As soon as we had finished our lunch, our driver wasted no more time and got back to the driver’s seat immediately. The trip was much more enjoyable afterward, partly due to the satisfying lunch I believe. But the true highlight of the latter leg of the trip was the breathtaking and dramatic view of the vast array of rugged hills and valleys, shaded under cloudy sky. Our driver occasionally pointed towards a certain angle where the landscape was at its utmost beauty. Understanding his gestures, I quickly grabbed my camera and moved back and forth trying to find some steady positions in the high-speed minivan.
We enjoyed the majestic view for quite a long time, before it was completely covered by other cliffs and slopes. The view had completely changed by that time where traditional houses were spotted throughout the roadside, replacing the lush tapestry of greenery. At one point, I checked the time and realized that it was already eight hours since our departure from Vientiane. Then I raised a question to myself, “How much longer will this ride take?”

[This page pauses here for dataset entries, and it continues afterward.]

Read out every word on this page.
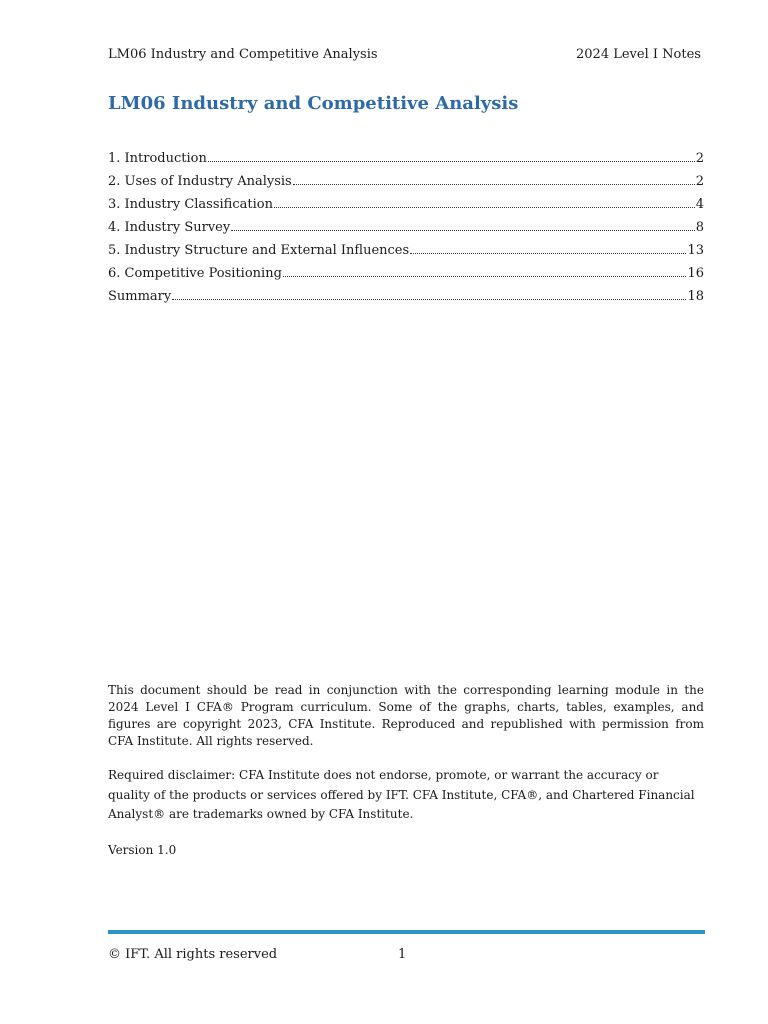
LM06 Industry and Competitive Analysis	2024 Level I Notes
LM06 Industry and Competitive Analysis
1. Introduction	2
2. Uses of Industry Analysis	2
3. Industry Classification	4
4. Industry Survey	8
5. Industry Structure and External Influences	13
6. Competitive Positioning	16
Summary	18

This document should be read in conjunction with the corresponding learning module in the 2024 Level I CFA® Program curriculum. Some of the graphs, charts, tables, examples, and figures are copyright 2023, CFA Institute. Reproduced and republished with permission from CFA Institute. All rights reserved.

Required disclaimer: CFA Institute does not endorse, promote, or warrant the accuracy or quality of the products or services offered by IFT. CFA Institute, CFA®, and Chartered Financial Analyst® are trademarks owned by CFA Institute.

Version 1.0

© IFT. All rights reserved	1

Eleven hours had passed by when I began noticing some billboards welcoming visitors to Luang Prabang. “Are we there yet?” I whispered. However our driver didn’t show any sign of slowing down. When I was thinking of what we should do if our minivan arrived at Luang Prabang a little late at night, the car suddenly pulled over and I heard the most comforting two words I could possibly hear on that day. The driver flashed us a big grin. “Luang Prabang,” he said.